The most prevalent kind of attack in May was the so-called “ice phishing” technique, which accounted for 55.8% of all the attacks registered by Forta. This type of attack does not aim directly for users’ private information, but instead tricks a victim into signing a malicious blockchain transaction that opens access to the victim’s wallet so the attacker can steal all the money.

“A lot of attacks are social engineering attacks: users are being lured to a website, a website asks them to connect their wallet, a transaction pops up, a user approves it and their money is gone,” Seifert said.

In a similar scam, attackers attempt to trick users into interacting with various decentralized applications (dapps), including decentralized exchanges (DEXs). These scams rely on “token approval” transactions, one of the most common uses for non-custodial Web3 wallets.

Another attack targets traders of non-fungible tokens (NFT). Attackers sniff around for users with valuable NFTs and try to trick them into approving transactions that would sell their valuable holdings at a fraction of the market price.

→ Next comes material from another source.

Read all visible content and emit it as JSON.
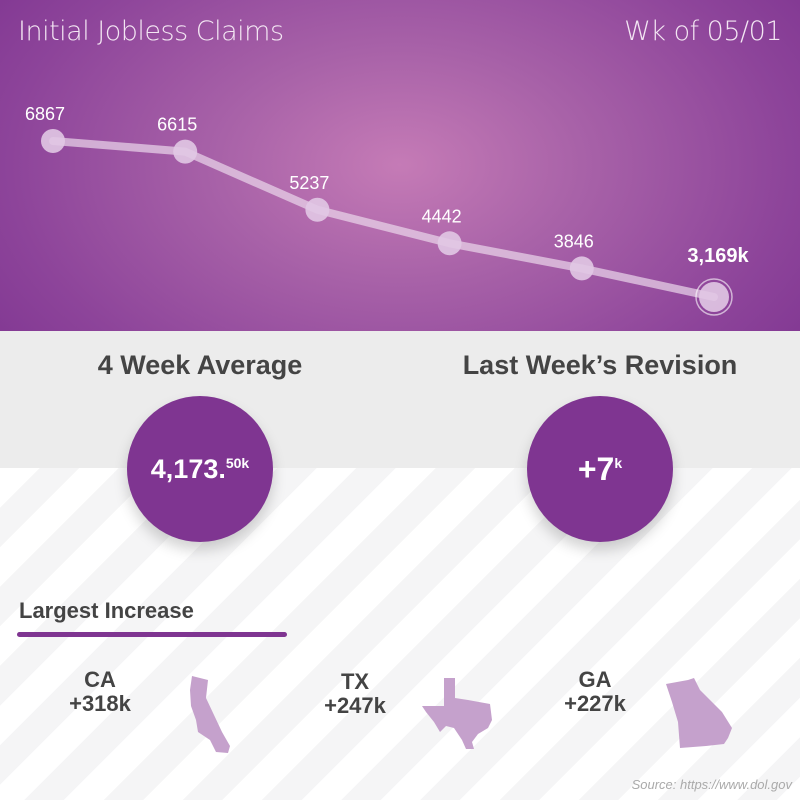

“Users click, click, click and transactions pop up, often with a timer, and users approve them without checking,” Seifert said.

According to Seifert, there are two crucial steps to ice phishing: “luring a victim onto a [malicious] website and creating a positive narrative.”

Forta assigns blockchain wallets different risk scores referring to their involvement in potential scammy behavior. “We have a set of detection bots, machine learning models that monitor transactions in real time and look for specific conditions and behavior, for example, for contracts with lines like “security update” in their code,” he said.

To protect themselves from scammers, users should always pay attention to the addresses their wallet interacts with and ideally use wallets with security features built in.